Hello Dear Readers,
|Some just take the scenic route to find themselves.|
I’ve been gone for a long while. For this I deeply apologize. For a long while I didn’t feel I could write. I didn’t feel I had anything left to write about. My therapy and my medication and my personal life was so streamlined, in most areas, that I didn’t really have much to deal with. My therapist has been exceptionally proud of me. What I did have to deal with I haven’t felt capable of discussing because I did not want to violate the trust of people I value.
I’d been researching more and feeling less traumatized. So little I really felt like almost a fraud for writing about Borderline, which I know is silly, because the point of being in therapy is to heal so you specifically don’t feel so traumatized and learn to cope constructively. Which is exactly what I was doing.

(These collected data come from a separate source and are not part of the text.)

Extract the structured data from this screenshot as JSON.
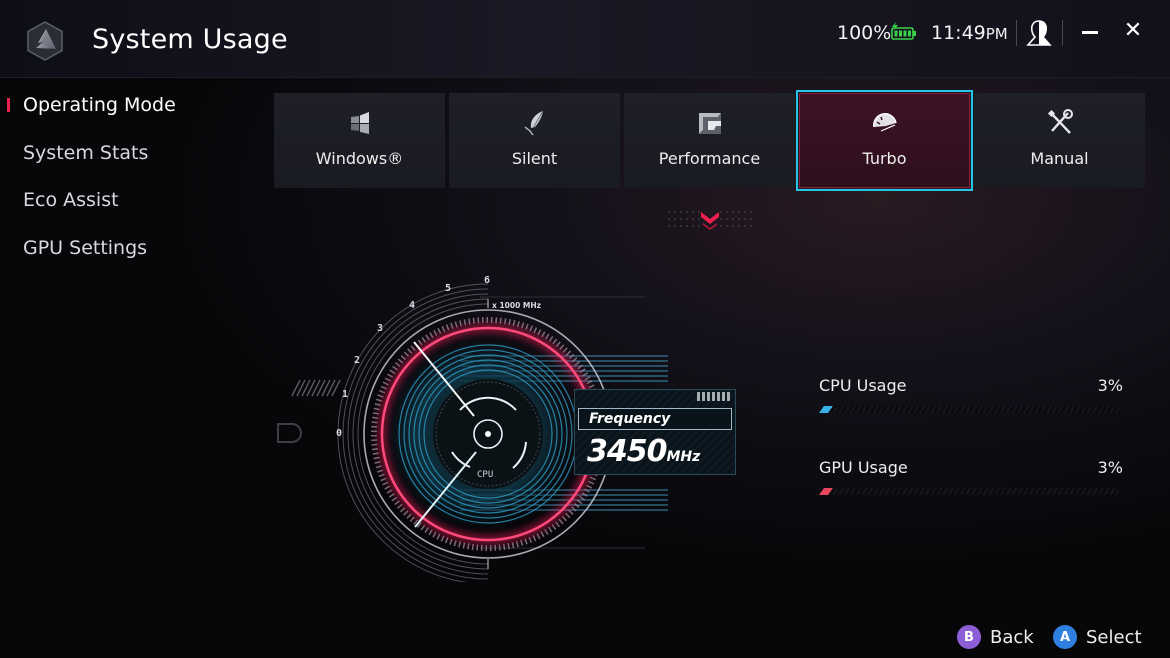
{
  "header": {
    "title": "System Usage",
    "battery_percent": "100%",
    "battery_state": "charging",
    "time": "11:49",
    "time_suffix": "PM"
  },
  "sidebar": {
    "items": [
      {
        "label": "Operating Mode",
        "active": true
      },
      {
        "label": "System Stats",
        "active": false
      },
      {
        "label": "Eco Assist",
        "active": false
      },
      {
        "label": "GPU Settings",
        "active": false
      }
    ]
  },
  "modes": [
    {
      "label": "Windows®",
      "icon": "windows-icon",
      "selected": false
    },
    {
      "label": "Silent",
      "icon": "leaf-icon",
      "selected": false
    },
    {
      "label": "Performance",
      "icon": "performance-icon",
      "selected": false
    },
    {
      "label": "Turbo",
      "icon": "speedometer-icon",
      "selected": true
    },
    {
      "label": "Manual",
      "icon": "tools-icon",
      "selected": false
    }
  ],
  "gauge": {
    "scale_labels": [
      "0",
      "1",
      "2",
      "3",
      "4",
      "5",
      "6"
    ],
    "unit_label": "x 1000 MHz",
    "center_label": "CPU",
    "frequency_title": "Frequency",
    "frequency_value": "3450",
    "frequency_unit": "MHz"
  },
  "usage": {
    "cpu": {
      "label": "CPU Usage",
      "value": "3%",
      "percent": 3,
      "color": "#3ab0e8"
    },
    "gpu": {
      "label": "GPU Usage",
      "value": "3%",
      "percent": 3,
      "color": "#e8455e"
    }
  },
  "footer": {
    "back_label": "Back",
    "back_key": "B",
    "select_label": "Select",
    "select_key": "A"
  },
  "colors": {
    "accent_red": "#e8204e",
    "selection_cyan": "#24c6e8",
    "battery_green": "#3ad14a",
    "back_badge": "#8d5fd6",
    "select_badge": "#2f7fe0"
  }
}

Someone had also made me very paranoid about my writing. So paranoid that I wasn’t sure I could continue to be open about myself. This has been incredibly detrimental to my healing process. What I realized though, was that the problem was ultimately not about me, it was about them. I need to do what is healthy for me. What is healthy for me, is to continue writing and to continue to research, because I do still have a lot to say and lot to contribute.
Things have taken a decided down turn as of late. This happens. I will update a lot. I will be bringing a lot of new therapeutic techniques to the table.
I’m sorry I needed some time to get my head together and regroup. I’ve missed you. I am back now.